Kınıklıoğlu, Türkiye'nin Batı'ya sırtını dönmediğini, Soğuk Savaş sırasında etrafında gelişen güvenlik ortamına uyum sağladığını anlattı.
"HEYET OLARAK UYUMLU DAVRANMAYA ÖZEN GÖSTERDİK"
CHP Ankara Milletvekili Emrehan Halıcı da, bir soru üzerine, görüşmelerde özellikle dış ilişkileri ilgilendiren konularda heyet olarak mümkün olduğu kadar birlikte davranmaya özen gösterdiklerini, iç konularla ilgili olarak ise görüş ayrılıklarını ortaya koyduklarını söyledi.
Görüşmelerde kendisinin, referandumun, sonuçları açısından Türkiye'ye yeni bir şeyler katmadığını, üç madde dışında Anayasa değişikliğinin çok önemli olmadığını ifade ettiğini belirten Halıcı, demokratik ülkelerde çok temel bir konu olan anayasanın mutlaka uzlaşıyla ortaya çıkarılması gerektiğinin altını çizdiğini kaydetti.
ABD, KILIÇDAROĞLU'NA NASIL BAKIYOR?
Halıcı, CHP Genel Başkanlığına Kemal Kılıçdaroğlu'nun gelmesine Amerikalıların bakışının ne yönde olduğuna dair bir soruyu şöyle yanıtladı:
"Gördüğüm ve çok mutlu olduğum konu şudur; 'CHP'nin yaşadığı bu değişiklik nasıl Türkiye'de olumlu bir rüzgar estirmişse, buraya geldiğimde gördüğüm nokta da aynı olumlu beklentilerin buraya da yansıdığı biçimindedir.
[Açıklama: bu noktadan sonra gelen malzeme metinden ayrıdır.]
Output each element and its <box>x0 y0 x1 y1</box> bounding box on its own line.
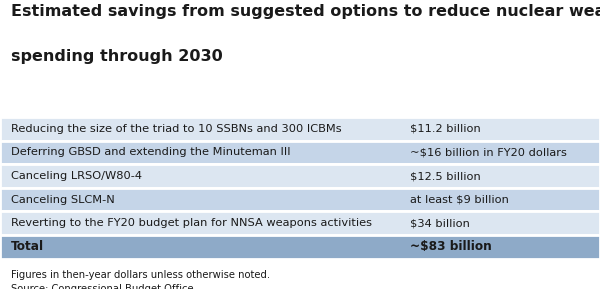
Text: Canceling SLCM-N: Canceling SLCM-N <box>11 195 115 205</box>
Text: ~$83 billion: ~$83 billion <box>410 240 491 253</box>
Text: Canceling LRSO/W80-4: Canceling LRSO/W80-4 <box>11 171 142 181</box>
Bar <box>0 141 600 164</box>
Text: Reverting to the FY20 budget plan for NNSA weapons activities: Reverting to the FY20 budget plan for NN… <box>11 218 372 228</box>
Text: $11.2 billion: $11.2 billion <box>410 124 481 134</box>
Text: $34 billion: $34 billion <box>410 218 470 228</box>
Text: $12.5 billion: $12.5 billion <box>410 171 481 181</box>
Text: Reducing the size of the triad to 10 SSBNs and 300 ICBMs: Reducing the size of the triad to 10 SSB… <box>11 124 341 134</box>
Text: Total: Total <box>11 240 44 253</box>
Text: Deferring GBSD and extending the Minuteman III: Deferring GBSD and extending the Minutem… <box>11 147 290 158</box>
Bar <box>0 188 600 212</box>
Bar <box>0 212 600 235</box>
Bar <box>0 235 600 259</box>
Bar <box>0 117 600 141</box>
Text: Figures in then-year dollars unless otherwise noted.
Source: Congressional Budge: Figures in then-year dollars unless othe… <box>11 270 270 289</box>
Bar <box>0 164 600 188</box>
Text: ~$16 billion in FY20 dollars: ~$16 billion in FY20 dollars <box>410 147 566 158</box>
Text: Estimated savings from suggested options to reduce nuclear weapons: Estimated savings from suggested options… <box>11 4 600 19</box>
Text: at least $9 billion: at least $9 billion <box>410 195 509 205</box>
Text: spending through 2030: spending through 2030 <box>11 49 223 64</box>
Birçok görüşmelerimizin başında, arasında veya sonrasında CHP ile ilgili daha fazla iletişim içinde olmak istediklerini bildirdiler. CHP'nin resmi olarak buraya gelip gelmeyeceği, böyle bir programının olup olmayacağı, Sayın Genel Başkanımız Kılıçdaroğlu'nun ne zaman ziyaret edebileceğiyle ilgili birtakım sorular oldu. Görüştüğümüz bazı heyetler de, Türkiye'yi, TBMM'yi ziyaretlerinde CHP'yi ve Genel Başkanı'nı da görmek istediklerini ifade ettiler".
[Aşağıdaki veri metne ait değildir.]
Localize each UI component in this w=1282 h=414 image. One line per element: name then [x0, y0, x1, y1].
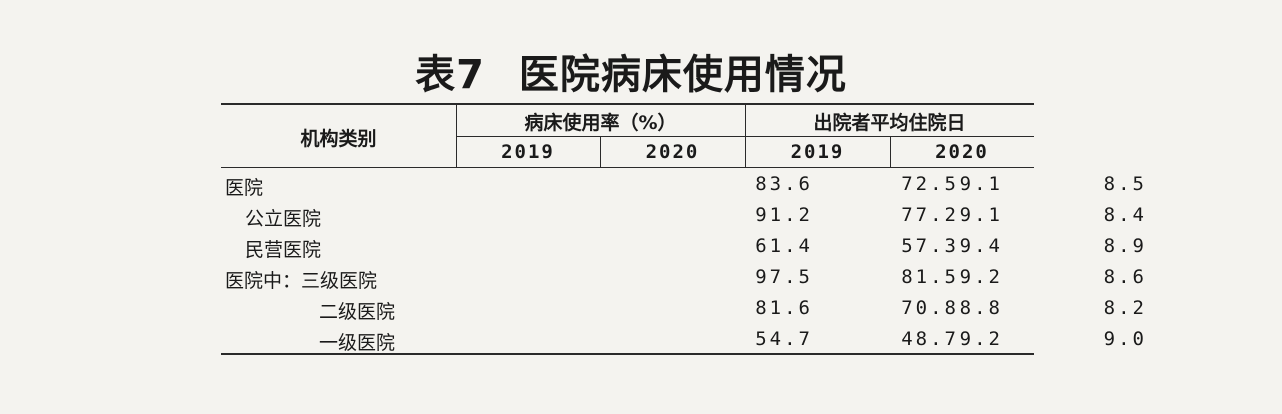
- row-label: 公立医院: [245, 208, 322, 230]
- table-title-text: 医院病床使用情况: [518, 52, 847, 98]
- row-label: 医院: [225, 177, 264, 199]
- table-number: 表7: [415, 52, 485, 98]
- header-year: 2020: [645, 141, 700, 163]
- cell-value: 83.6: [755, 173, 813, 195]
- header-year: 2019: [790, 141, 845, 163]
- cell-value: 9.1: [959, 204, 1003, 226]
- table-header-rule: [221, 167, 1034, 168]
- cell-value: 9.4: [959, 235, 1003, 257]
- header-category: 机构类别: [300, 128, 377, 150]
- table-row: 医院中：三级医院 97.5 81.5 9.2 8.6: [221, 266, 1144, 297]
- cell-value: 77.2: [901, 204, 959, 226]
- cell-value: 54.7: [755, 328, 813, 350]
- header-avg-stay: 出院者平均住院日: [813, 112, 966, 134]
- cell-value: 70.8: [901, 297, 959, 319]
- table-row: 民营医院 61.4 57.3 9.4 8.9: [221, 235, 1144, 266]
- cell-value: 48.7: [901, 328, 959, 350]
- table-row: 二级医院 81.6 70.8 8.8 8.2: [221, 297, 1144, 328]
- cell-value: 61.4: [755, 235, 813, 257]
- cell-value: 9.2: [959, 328, 1003, 350]
- cell-value: 8.6: [1103, 266, 1147, 288]
- cell-value: 8.8: [959, 297, 1003, 319]
- cell-value: 72.5: [901, 173, 959, 195]
- cell-value: 8.9: [1103, 235, 1147, 257]
- cell-value: 9.1: [959, 173, 1003, 195]
- row-label: 一级医院: [319, 332, 396, 354]
- table-row: 一级医院 54.7 48.7 9.2 9.0: [221, 328, 1144, 359]
- header-year: 2020: [935, 141, 989, 163]
- table-top-rule: [221, 103, 1034, 105]
- cell-value: 97.5: [755, 266, 813, 288]
- table-row: 公立医院 91.2 77.2 9.1 8.4: [221, 204, 1144, 235]
- header-bed-usage-rate: 病床使用率（%）: [524, 112, 677, 134]
- cell-value: 91.2: [755, 204, 813, 226]
- cell-value: 81.5: [901, 266, 959, 288]
- row-label: 医院中：三级医院: [225, 270, 378, 292]
- header-divider: [890, 136, 891, 167]
- cell-value: 8.4: [1103, 204, 1147, 226]
- table-title: 表7 医院病床使用情况: [0, 42, 1262, 100]
- table-row: 医院 83.6 72.5 9.1 8.5: [221, 173, 1144, 204]
- cell-value: 57.3: [901, 235, 959, 257]
- cell-value: 9.0: [1103, 328, 1147, 350]
- row-label: 民营医院: [245, 239, 322, 261]
- header-divider: [600, 136, 601, 167]
- cell-value: 81.6: [755, 297, 813, 319]
- cell-value: 9.2: [959, 266, 1003, 288]
- table-bottom-rule: [221, 353, 1034, 355]
- cell-value: 8.5: [1103, 173, 1147, 195]
- cell-value: 8.2: [1103, 297, 1147, 319]
- row-label: 二级医院: [319, 301, 396, 323]
- header-year: 2019: [501, 141, 555, 163]
- header-subrule: [456, 136, 1034, 137]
"AK PARTİ'Yİ KUTLAMAK GEREKİR"
Bir başka soru üzerine, iktidar partilerinin yabancı ülkelerde daha etkin olmasının doğal olduğunu belirten Halıcı, "Adalet ve Kalkınma Partisi'nin de itiraf etmek gerekir ki ABD'deki temasları, şu ana kadar ortaya koymuş oldukları ilişkilerinin çok kuvvetli olduğunu ve başarılı bir çalışma yürüttüklerini ortaya koyduğunu ifade etmek, kendilerini de kutlamak gerekir. Bizim de ana muhalefet partisi olarak ve tahmin ediyorum ki diğer muhalefet partilerinin de benzer ilişkileri, iktidarda olmadıkları halde yaratmaları ve sürekli kılmaları gerekir. Bu duygu ve düşüncelerimi Sayın Genel Başkanımıza ileteceğim" diye konuştu.
"SENATÖR BROWNBACK'İN ELEŞTİRİSİNE KATILMIYORUZ"
MHP İstanbul Milletvekili Mithat Melen de, Washington'daki temaslarında heyet olarak uyumlu bir çalışma sergilediklerini söyledi.
Halıcı ve Melen ayrıca, bir soru üzerine, ABD'nin Ankara Büyükelçisi adayı Ricciardone'nin atamasının Genel Kurul'da görüşülmesine engel koyan Senatör Sam Brownback'in Ricciardone için "bulunduğu ülkelerde iktidarlarla daha yakın ilişki kurduğu eleştirisine" kendilerinin katılmadığını belirtti.
Bu arada heyet, Perşembe günkü temasları kapsamında Georgetown üniversitesi'nde Türkiye Araştırmaları Enstitüsü'nde öğrencilerle toplantı düzenledi, PEW araştırma merkezi yöneticisi Richard Wike ile görüştü ve TÜSİAD'ın Washington temsilcisi Abdullah Akyüz'ün ev sahipliğinde akşam yemeğine katıldı.